Verena at the Glenn Executive Director Ashley Dugger said the retired electrician still sends a charge through the retirement home with his talents.
“Every single day when the weather is cooperating people will come in and say ‘Yeah, Charlie is out there folding his papers. What’s he creating today?’” Dugger said.
But Glover’s most-prized decoration, an American flag measuring nearly 3-feet by 6-feet that took months to make, hangs year round.
“I’ve made many things, but this is the best,” Glover said. “It looks like it's waving in the wind.
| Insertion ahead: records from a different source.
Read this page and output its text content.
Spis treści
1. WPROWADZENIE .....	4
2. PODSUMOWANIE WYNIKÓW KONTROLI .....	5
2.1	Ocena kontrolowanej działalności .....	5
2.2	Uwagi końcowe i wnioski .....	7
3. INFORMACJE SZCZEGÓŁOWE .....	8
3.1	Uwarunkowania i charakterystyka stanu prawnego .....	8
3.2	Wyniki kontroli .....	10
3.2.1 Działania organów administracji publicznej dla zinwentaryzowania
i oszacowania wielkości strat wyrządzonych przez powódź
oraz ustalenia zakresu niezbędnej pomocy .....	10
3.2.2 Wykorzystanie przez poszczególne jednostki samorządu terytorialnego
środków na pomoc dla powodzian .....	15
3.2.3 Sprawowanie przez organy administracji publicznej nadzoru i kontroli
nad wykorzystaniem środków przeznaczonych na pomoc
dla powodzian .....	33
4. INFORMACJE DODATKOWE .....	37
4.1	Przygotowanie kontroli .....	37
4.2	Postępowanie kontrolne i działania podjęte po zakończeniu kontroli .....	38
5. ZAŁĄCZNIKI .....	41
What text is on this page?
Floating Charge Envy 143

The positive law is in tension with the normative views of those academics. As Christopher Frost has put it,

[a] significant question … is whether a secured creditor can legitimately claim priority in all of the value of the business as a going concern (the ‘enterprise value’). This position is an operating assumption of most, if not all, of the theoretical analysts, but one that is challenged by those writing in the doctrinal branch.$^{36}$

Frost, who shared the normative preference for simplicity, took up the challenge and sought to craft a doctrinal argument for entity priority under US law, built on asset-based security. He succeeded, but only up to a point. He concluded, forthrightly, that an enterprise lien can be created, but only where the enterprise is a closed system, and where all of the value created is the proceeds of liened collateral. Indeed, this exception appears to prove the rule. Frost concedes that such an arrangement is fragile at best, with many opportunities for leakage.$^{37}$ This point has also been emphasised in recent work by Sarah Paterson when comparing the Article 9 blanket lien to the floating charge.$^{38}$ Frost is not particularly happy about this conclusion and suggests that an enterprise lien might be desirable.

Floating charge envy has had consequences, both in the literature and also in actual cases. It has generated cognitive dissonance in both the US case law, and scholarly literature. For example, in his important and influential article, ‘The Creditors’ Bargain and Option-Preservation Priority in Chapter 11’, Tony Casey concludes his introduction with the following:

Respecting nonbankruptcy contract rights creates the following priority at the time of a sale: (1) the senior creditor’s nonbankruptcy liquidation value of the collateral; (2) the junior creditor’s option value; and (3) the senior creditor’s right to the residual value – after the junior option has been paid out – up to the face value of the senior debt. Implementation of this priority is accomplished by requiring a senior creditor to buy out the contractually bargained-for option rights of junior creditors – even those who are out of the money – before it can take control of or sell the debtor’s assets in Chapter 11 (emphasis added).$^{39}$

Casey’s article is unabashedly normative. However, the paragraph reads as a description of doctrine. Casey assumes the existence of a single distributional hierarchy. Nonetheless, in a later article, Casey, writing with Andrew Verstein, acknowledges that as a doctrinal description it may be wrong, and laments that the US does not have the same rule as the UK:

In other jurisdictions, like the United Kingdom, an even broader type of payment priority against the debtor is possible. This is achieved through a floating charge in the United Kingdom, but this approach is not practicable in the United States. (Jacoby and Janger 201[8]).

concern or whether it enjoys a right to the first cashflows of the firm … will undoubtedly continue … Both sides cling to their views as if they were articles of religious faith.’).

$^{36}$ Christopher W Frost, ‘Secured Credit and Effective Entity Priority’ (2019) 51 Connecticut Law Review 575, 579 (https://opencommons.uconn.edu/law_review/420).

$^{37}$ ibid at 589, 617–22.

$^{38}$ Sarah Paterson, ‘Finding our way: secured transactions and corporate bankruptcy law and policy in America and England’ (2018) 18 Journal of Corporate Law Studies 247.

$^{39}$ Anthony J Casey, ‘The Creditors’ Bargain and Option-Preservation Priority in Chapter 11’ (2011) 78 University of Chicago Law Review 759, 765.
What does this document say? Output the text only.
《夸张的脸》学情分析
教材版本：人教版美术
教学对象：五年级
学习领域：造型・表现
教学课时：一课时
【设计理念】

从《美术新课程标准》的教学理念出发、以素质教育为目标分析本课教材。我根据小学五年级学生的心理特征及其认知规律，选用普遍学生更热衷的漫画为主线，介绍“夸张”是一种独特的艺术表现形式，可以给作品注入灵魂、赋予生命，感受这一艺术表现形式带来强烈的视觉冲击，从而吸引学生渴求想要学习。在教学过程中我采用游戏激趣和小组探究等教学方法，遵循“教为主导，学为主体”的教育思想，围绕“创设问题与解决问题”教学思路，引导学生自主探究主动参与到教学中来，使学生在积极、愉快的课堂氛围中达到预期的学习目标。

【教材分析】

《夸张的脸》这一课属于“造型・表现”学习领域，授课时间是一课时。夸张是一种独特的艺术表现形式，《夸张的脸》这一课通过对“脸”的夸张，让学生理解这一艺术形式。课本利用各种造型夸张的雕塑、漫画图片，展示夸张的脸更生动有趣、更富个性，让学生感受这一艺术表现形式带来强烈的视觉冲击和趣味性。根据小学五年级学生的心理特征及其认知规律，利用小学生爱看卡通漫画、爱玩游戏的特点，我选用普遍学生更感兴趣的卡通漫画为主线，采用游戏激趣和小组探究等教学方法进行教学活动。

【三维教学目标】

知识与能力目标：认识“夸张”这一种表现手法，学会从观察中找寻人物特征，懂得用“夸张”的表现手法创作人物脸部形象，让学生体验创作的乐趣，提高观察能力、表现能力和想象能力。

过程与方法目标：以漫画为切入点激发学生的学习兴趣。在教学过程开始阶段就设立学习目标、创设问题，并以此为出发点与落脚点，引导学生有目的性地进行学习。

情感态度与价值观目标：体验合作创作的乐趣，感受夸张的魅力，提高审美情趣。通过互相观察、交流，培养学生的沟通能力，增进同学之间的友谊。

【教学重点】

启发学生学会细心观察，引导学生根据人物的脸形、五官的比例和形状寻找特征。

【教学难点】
It just makes me proud, because I think so much of my country.”
The flag was labor of love for this WWII veteran who worked for General Dwight D. Eisenhower.
“Oh, it almost brings tears to my eyes,” Glover said.
After four months of folding, Glover donated his masterpiece for all to enjoy.
“I can’t even put a value on that," Dugger explained. "It is so remarkable that we have this gift in our community.”
“When most people walk by people say ‘What are you making now?'" Glover said. " I have no idea really.”
Worsening arthritis may be slowing him down, but Glover said he will never let go of linking to the past.
“I don’t know what I’d do in my spare time,” Glover saide. “Everyone wants to know what I’m making. Once they see it they can’t believe it.”